La niebla resbaló por su cara. Y su cara suspiró al contacto con ella. Pero el viento la fue secando y convirtiendo las gotas en nada, esparciendo los jirones y dejando que la brisa los llevara. Y todo pasó y cara y niebla desaparecieron.
Su pena siguió, no obstante. Esperaba algo que no llegaba. Hacía tiempo que esperaba y su espera se había convertido en desespero. Un día, y otro, y otro más. El tiempo iba pasando y las nieblas llegaban y se iban. Nunca llegaba el sol.
Caminaba despacio, dejando que los pasos se movieran de uno en uno. Se internó en la niebla y la niebla la envolvió. Se agarró a su rostro y parecía querer comerla. Quería sacudirla con su mano. Con su mano fría e inerme. Con los dedos largos y secos. Ensortijados y fríos dedos que no acertaban a despejar la niebla, esa maldita niebla pegajosa que nunca la abandonaba.
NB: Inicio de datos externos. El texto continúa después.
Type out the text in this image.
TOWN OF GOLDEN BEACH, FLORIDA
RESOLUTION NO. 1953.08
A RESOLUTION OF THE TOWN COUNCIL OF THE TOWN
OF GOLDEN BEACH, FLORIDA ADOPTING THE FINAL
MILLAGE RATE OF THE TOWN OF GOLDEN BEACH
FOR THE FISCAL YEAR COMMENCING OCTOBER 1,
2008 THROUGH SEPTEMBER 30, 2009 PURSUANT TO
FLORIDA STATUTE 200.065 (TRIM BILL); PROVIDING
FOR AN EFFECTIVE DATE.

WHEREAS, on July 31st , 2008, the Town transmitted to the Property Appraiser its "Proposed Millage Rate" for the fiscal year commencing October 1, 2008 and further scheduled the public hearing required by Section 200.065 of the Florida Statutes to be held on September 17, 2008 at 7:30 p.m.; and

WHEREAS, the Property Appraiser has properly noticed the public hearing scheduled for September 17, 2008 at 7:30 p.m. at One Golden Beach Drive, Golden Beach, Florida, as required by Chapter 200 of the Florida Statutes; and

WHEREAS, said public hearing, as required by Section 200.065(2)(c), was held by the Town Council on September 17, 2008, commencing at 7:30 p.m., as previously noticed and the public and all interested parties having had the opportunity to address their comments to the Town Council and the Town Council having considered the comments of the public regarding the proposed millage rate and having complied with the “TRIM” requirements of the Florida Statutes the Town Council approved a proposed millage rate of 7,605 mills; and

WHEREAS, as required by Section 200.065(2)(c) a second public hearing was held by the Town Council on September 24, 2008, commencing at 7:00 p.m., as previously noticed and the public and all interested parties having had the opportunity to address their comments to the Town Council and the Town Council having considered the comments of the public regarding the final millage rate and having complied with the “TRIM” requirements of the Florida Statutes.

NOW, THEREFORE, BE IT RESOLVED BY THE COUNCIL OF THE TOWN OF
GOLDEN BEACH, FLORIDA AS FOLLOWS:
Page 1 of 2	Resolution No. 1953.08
El velo, negro desde hace muchos años, se movía alrededor de su pelo. Pelo negro como el velo negro. Pelo negro como sus ojos negros, como sus labios negros de tanto apretarlos. Y la niebla los mojaba. Y quería profanarlos y llenarlos de besos fríos como la noche.
Ella buscaba salir de la niebla, dejarla atrás, dejar el velo y el rictus triste de la pena. Pero la niebla la apretaba, la envolvía y le obligaba a inclinar ojos y mirada. Quería salir, quería moverse fuera de la pena. Pero esos jirones de niebla se obstinaban en sujetarla. Y el mundo aplaudía a la niebla y la animaba a seguir apretando y apretando.
Buscaba una mano que la ayudara, que viniera y apartara la niebla. Pero no venía y, una y otra vez, se marchaba demasiado rápido cuando aparecía. Y estaba tan acostumbrada a la niebla que la rodeaba, tan acostumbrada a convivir con ella, que no se apercibió el día que desapareció.
Cuando la mano apareció, pensó que era un sueño. Cuando el sol apareció anunciando la primavera, ella creyó que la propia niebla la engañaba y que no podía hacerse ilusiones porque la niebla traicionera volvería a por ella.
Los días iban pasando y la niebla no volvía. Las mañanas eran azules y los jirones se habían deshecho. La esperanza quería volver pero ella no se fiaba. Eran muchos los años en que la había engañado. Era muy poderosa aquella niebla.
Pero la mano seguía allí. El sol lucía un día más. Ni rastro de la niebla. ¿Se había marchado para siempre? Un día creyó verla allá lejos, justo encima del horizonte. La estuvo vigilando todo el día. Llegó el atardecer y no había venido, ni se había movido del horizonte.
Empezó a pensar que podía haber vida fuera de la niebla. Y empezó a acostumbrarse a disfrutar de su ausencia. Las mañanas eran claras e invitaban a la vida. Las tardes eran apacibles y calurosas y las sonrisas florecían a su alrededor. Los vientos eran frescas brisas y las lluvias eran bienvenidas con su agua llenando los campos.
La mano seguía con ella. La guiaba en las noches enamoradas y la acompañaba en las dulces amanecidas. Siempre estaba allí, con ella, espantando y alejando a la niebla, quitando los sedosos jirones, esos húmedos jirones que todo lo confundían y enredaban. Acariciaba sus mejillas como antaño lo había hecho la niebla. Pero no eran frías… ni húmedas, ni se pegaban a sus ojos.
Una noche, en medio de la frescura que el río le enviaba, en medio de los rayos de luna que entraban por su ventana abierta a las sombras, despertó sobresaltada. Y notó que la mano, su mano, no estaba con ella. Se levantó de un salto, la buscó entre las sábanas, la buscó por la habitación y no la encontró. Con prisas inusitadas, corrió hasta el jardín y salió hasta la calle que llevaba hasta el río. Fue calle abajo, buscando en cada rincón, llamándola a gritos, tratando de verla entre sus lágrimas.
Llegó hasta la orilla del río que bajaba revuelto por las primeras nubes del otoño que ya había llegado. Con sorpresa, vio a su mano río arriba, tratando de sujetar a la niebla que bajaba, resbalando sobre el agua.
Los jirones se le escapaban entre los dedos. Un búho, en un viejo álamo junto al río, le susurró: “no luches contra la niebla, ayúdala a que pase”.